Just to add a note of interest for the people of CSE (excluding Hauke of course who knows of this), here's the current known of record of 32 ply by Geir Sune Tallaksen Østmoe, borrowed from the question's linked Matplus foums.
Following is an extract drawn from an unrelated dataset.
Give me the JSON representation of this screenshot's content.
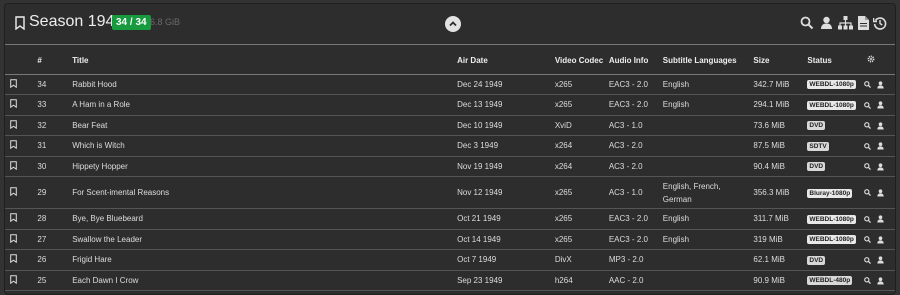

The question is asking for the longest, or an example of, series of both sides that are the only drawing move that is dual free in a position without promoted pieces. This is under the Nunn Convention, which, to my understanding, means that there must be at least one other legal moves and pawn promotions count as duals.

I do not know of any studies myself, but perhaps I will find something someday. I if I do, I shall update this answer.

Now, here is that 32-ply record.

[Title "Geir Sune Tallaksen Østmoe, Apr 9, 2019 "]
[FEN "k1B5/r1p1p2b/nPPP2R1/BN2b1R1/2P2qp1/p7/P3P2P/6nK w - - 0 1"]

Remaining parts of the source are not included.